Deploying Oracle Applications without Installing Oracle

3 April, 2011 filed under .net, deploying, oracle

Depending on your environment, getting an app running on a production server can sometimes be a daunting task. Generally, the less you have to configure, the better. So when you need to deploy an application that uses Oracle.DataAccess and the right version of Oracle isn’t installed, good luck!

We shouldn’t blame the server admins. Maybe they are overloaded with tasks and simply don’t have the time, or maybe they’re worried that installing a new version of Oracle will break other functionality. Whatever the case, we have to understand their position.

Anyway, I had a similar situation with a recent .NET project I was working on. Fortunately, after doing a bit of research (and being very stubborn), I found a fantastic approach that requires no installation of Oracle on the production machine whatsoever. You simply copy a few .dlls into your project, push the build, and watch the application run.

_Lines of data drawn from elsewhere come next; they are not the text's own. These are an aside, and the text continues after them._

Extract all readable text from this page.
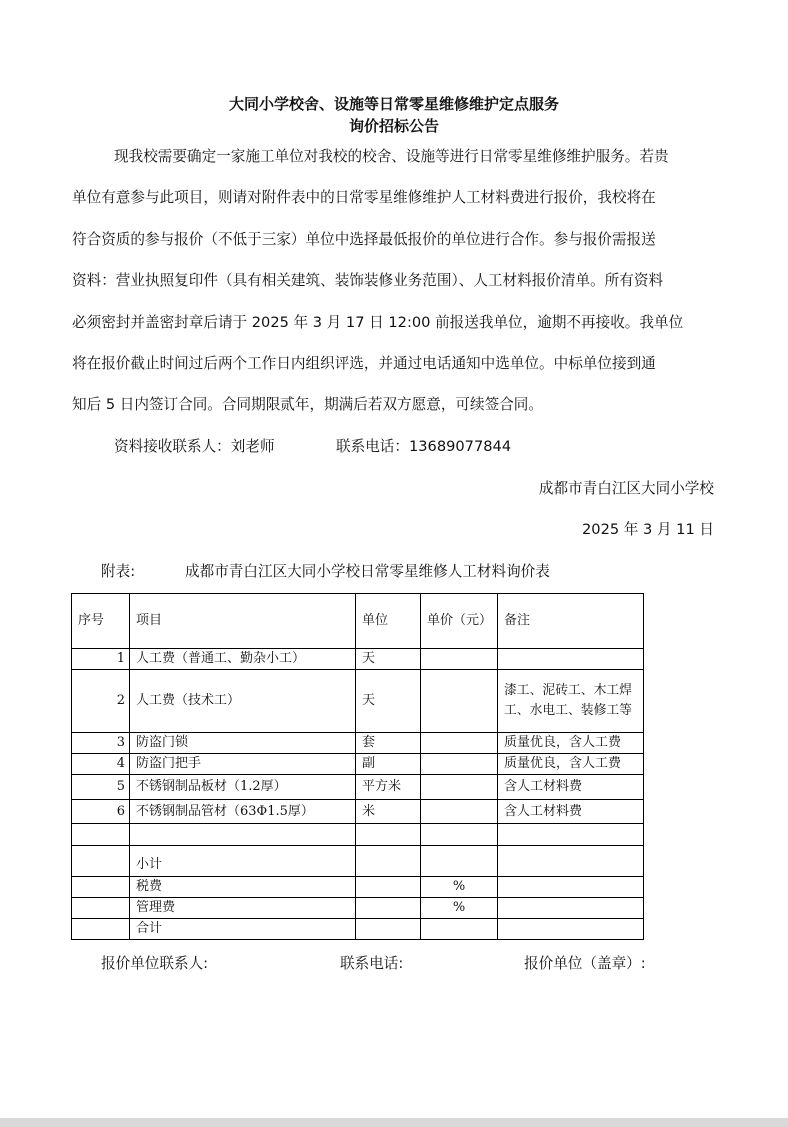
大同小学校舍、设施等日常零星维修维护定点服务
询价招标公告
现我校需要确定一家施工单位对我校的校舍、设施等进行日常零星维修维护服务。若贵
单位有意参与此项目，则请对附件表中的日常零星维修维护人工材料费进行报价，我校将在
符合资质的参与报价（不低于三家）单位中选择最低报价的单位进行合作。参与报价需报送
资料：营业执照复印件（具有相关建筑、装饰装修业务范围）、人工材料报价清单。所有资料
必须密封并盖密封章后请于 2025 年 3 月 17 日 12:00 前报送我单位，逾期不再接收。我单位
将在报价截止时间过后两个工作日内组织评选，并通过电话通知中选单位。中标单位接到通
知后 5 日内签订合同。合同期限贰年，期满后若双方愿意，可续签合同。
资料接收联系人：刘老师	联系电话：13689077844
成都市青白江区大同小学校
2025 年 3 月 11 日
附表:	成都市青白江区大同小学校日常零星维修人工材料询价表
序号	项目	单位	单价（元）	备注
1	人工费（普通工、勤杂小工）	天		
2	人工费（技术工）	天		漆工、泥砖工、木工焊工、水电工、装修工等
3	防盗门锁	套		质量优良，含人工费
4	防盗门把手	副		质量优良，含人工费
5	不锈钢制品板材（1.2厚）	平方米		含人工材料费
6	不锈钢制品管材（63Φ1.5厚）	米		含人工材料费

	小计			
	税费		%	
	管理费		%	
	合计			
报价单位联系人:	联系电话:	报价单位（盖章）:
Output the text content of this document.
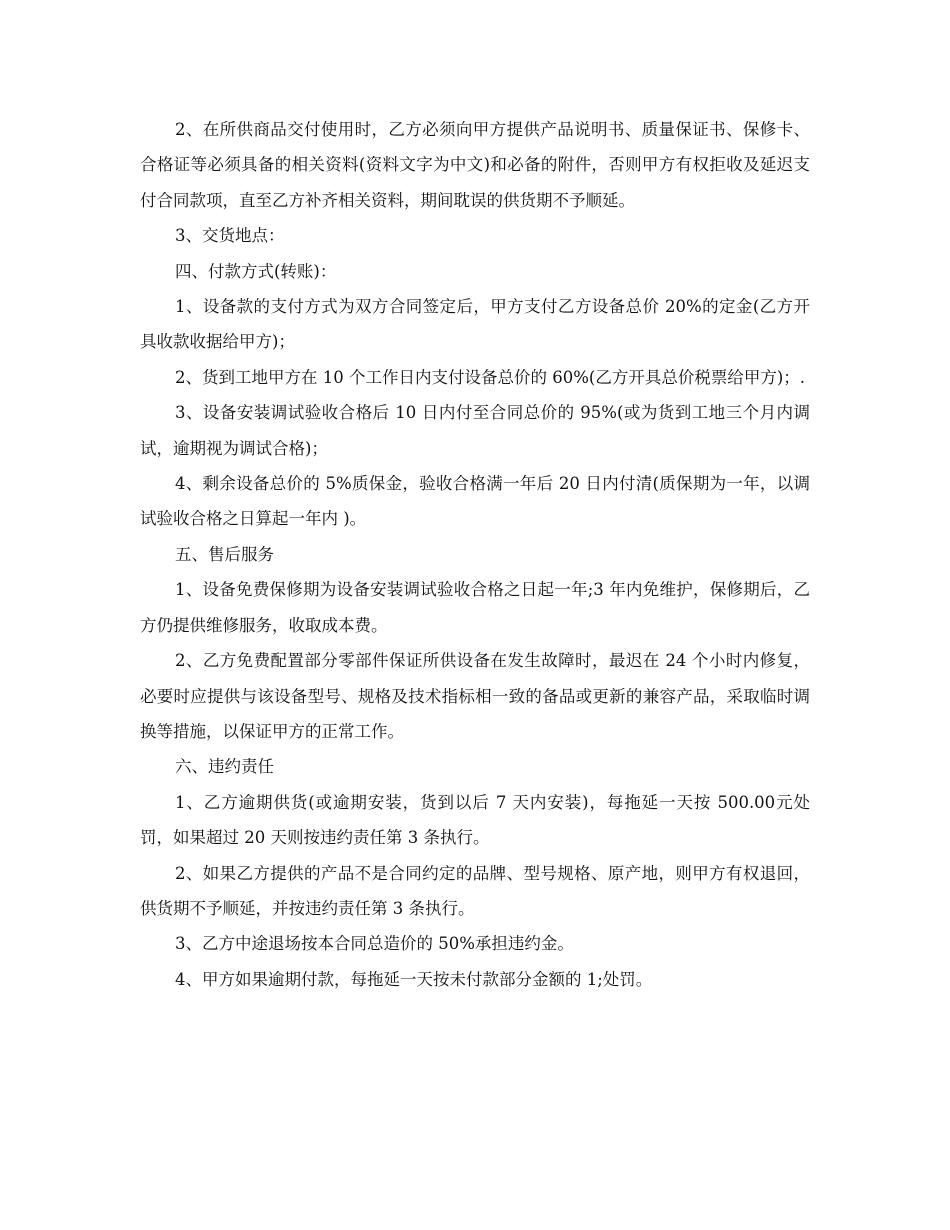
2、在所供商品交付使用时，乙方必须向甲方提供产品说明书、质量保证书、保修卡、合格证等必须具备的相关资料(资料文字为中文)和必备的附件，否则甲方有权拒收及延迟支付合同款项，直至乙方补齐相关资料，期间耽误的供货期不予顺延。

3、交货地点：

四、付款方式(转账)：

1、设备款的支付方式为双方合同签定后，甲方支付乙方设备总价 20%的定金(乙方开具收款收据给甲方)；

2、货到工地甲方在 10 个工作日内支付设备总价的 60%(乙方开具总价税票给甲方)；.

3、设备安装调试验收合格后 10 日内付至合同总价的 95%(或为货到工地三个月内调试，逾期视为调试合格)；

4、剩余设备总价的 5%质保金，验收合格满一年后 20 日内付清(质保期为一年，以调试验收合格之日算起一年内 )。

五、售后服务

1、设备免费保修期为设备安装调试验收合格之日起一年;3 年内免维护，保修期后，乙方仍提供维修服务，收取成本费。

2、乙方免费配置部分零部件保证所供设备在发生故障时，最迟在 24 个小时内修复，必要时应提供与该设备型号、规格及技术指标相一致的备品或更新的兼容产品，采取临时调换等措施，以保证甲方的正常工作。

六、违约责任

1、乙方逾期供货(或逾期安装，货到以后 7 天内安装)，每拖延一天按 500.00元处罚，如果超过 20 天则按违约责任第 3 条执行。

2、如果乙方提供的产品不是合同约定的品牌、型号规格、原产地，则甲方有权退回，供货期不予顺延，并按违约责任第 3 条执行。

3、乙方中途退场按本合同总造价的 50%承担违约金。

4、甲方如果逾期付款，每拖延一天按未付款部分金额的 1;处罚。
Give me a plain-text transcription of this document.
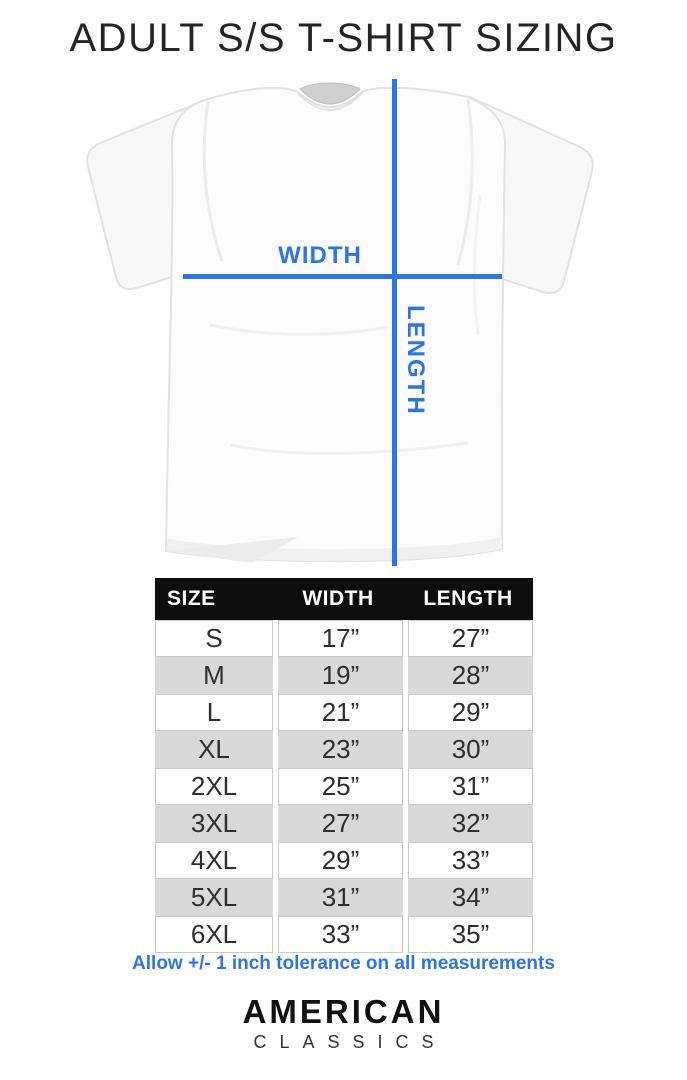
ADULT S/S T-SHIRT SIZING
WIDTH
LENGTH
SIZE	WIDTH	LENGTH
S	17”	27”
M	19”	28”
L	21”	29”
XL	23”	30”
2XL	25”	31”
3XL	27”	32”
4XL	29”	33”
5XL	31”	34”
6XL	33”	35”
Allow +/- 1 inch tolerance on all measurements
AMERICAN
CLASSICS
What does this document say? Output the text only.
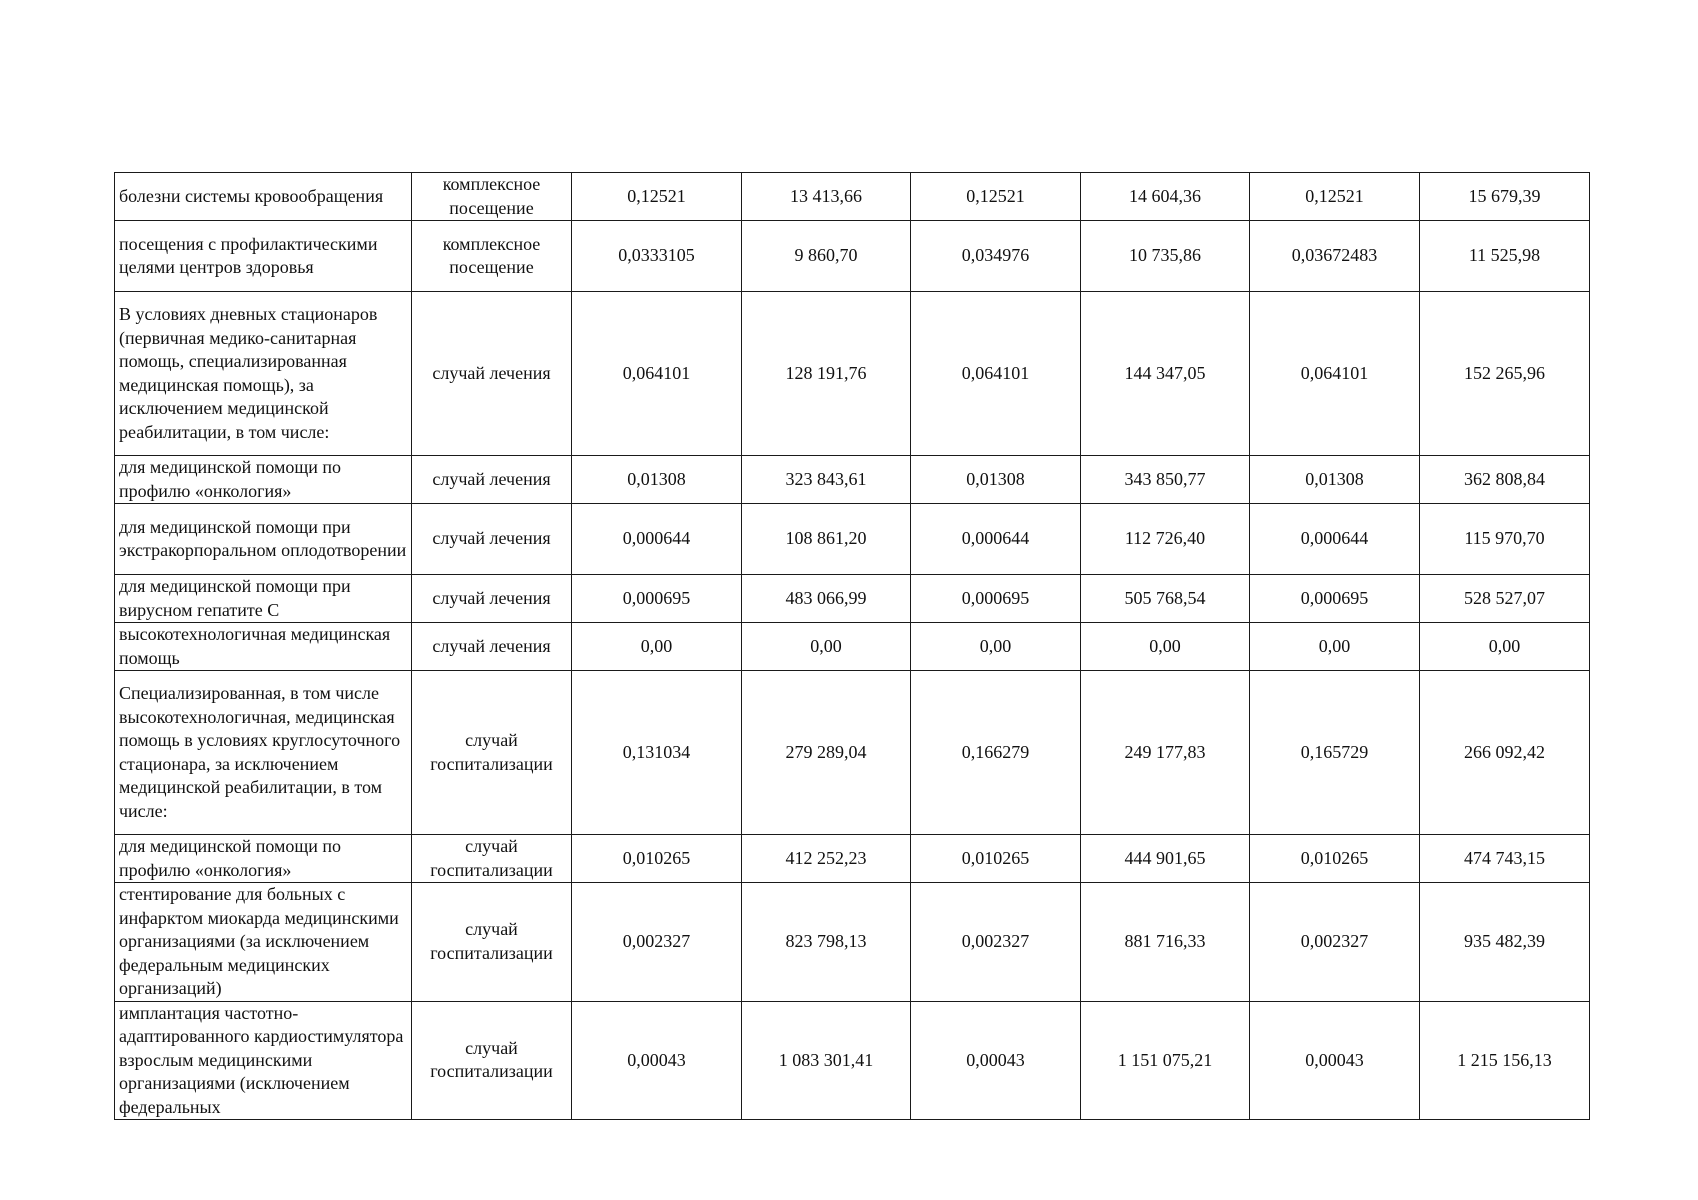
болезни системы кровообращения	комплексное посещение	0,12521	13 413,66	0,12521	14 604,36	0,12521	15 679,39
посещения с профилактическими целями центров здоровья	комплексное посещение	0,0333105	9 860,70	0,034976	10 735,86	0,03672483	11 525,98
В условиях дневных стационаров (первичная медико-санитарная помощь, специализированная медицинская помощь), за исключением медицинской реабилитации, в том числе:	случай лечения	0,064101	128 191,76	0,064101	144 347,05	0,064101	152 265,96
для медицинской помощи по профилю «онкология»	случай лечения	0,01308	323 843,61	0,01308	343 850,77	0,01308	362 808,84
для медицинской помощи при экстракорпоральном оплодотворении	случай лечения	0,000644	108 861,20	0,000644	112 726,40	0,000644	115 970,70
для медицинской помощи при вирусном гепатите С	случай лечения	0,000695	483 066,99	0,000695	505 768,54	0,000695	528 527,07
высокотехнологичная медицинская помощь	случай лечения	0,00	0,00	0,00	0,00	0,00	0,00
Специализированная, в том числе высокотехнологичная, медицинская помощь в условиях круглосуточного стационара, за исключением медицинской реабилитации, в том числе:	случай госпитализации	0,131034	279 289,04	0,166279	249 177,83	0,165729	266 092,42
для медицинской помощи по профилю «онкология»	случай госпитализации	0,010265	412 252,23	0,010265	444 901,65	0,010265	474 743,15
стентирование для больных с инфарктом миокарда медицинскими организациями (за исключением федеральным медицинских организаций)	случай госпитализации	0,002327	823 798,13	0,002327	881 716,33	0,002327	935 482,39
имплантация частотно-адаптированного кардиостимулятора взрослым медицинскими организациями (исключением федеральных	случай госпитализации	0,00043	1 083 301,41	0,00043	1 151 075,21	0,00043	1 215 156,13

The below steps are using ODAC 11.2 Release 3 (11.2.0.2.1):

  1. Install the latest version of ODAC on your development machine.
  2. From your oracle client home, grab oci.dll and oraociei11.dll.
  3. From the \bin folder inside your oracle client home, grab OraOps11w.dll.
  4. Add the above three .dlls to your Visual Studio project.
  5. From the properties window, make sure that the Build Action is set to Content and the Copy to Output Directory is set to Copy if newer.
  6. Make sure your project is referencing Oracle.DataAccess, which it should be anyway if you’re using ODAC in your project.
  7. The Copy Local property for Oracle.DataAccess should be set to True.

That’s it! Push your project, and you should see a total of four Oracle-related .dll files get copied into your output folder. Give this to your server admins and tell them you knocked one item off their todo list ;-)

Note: oraociei11.dll is approximately 120MB, which stinks, but isn’t a bad sacrifice to make.

If your team needs to do this on a large number of projects, you could do something neat like create a local NuGet package. I have a blog post about this coming soon.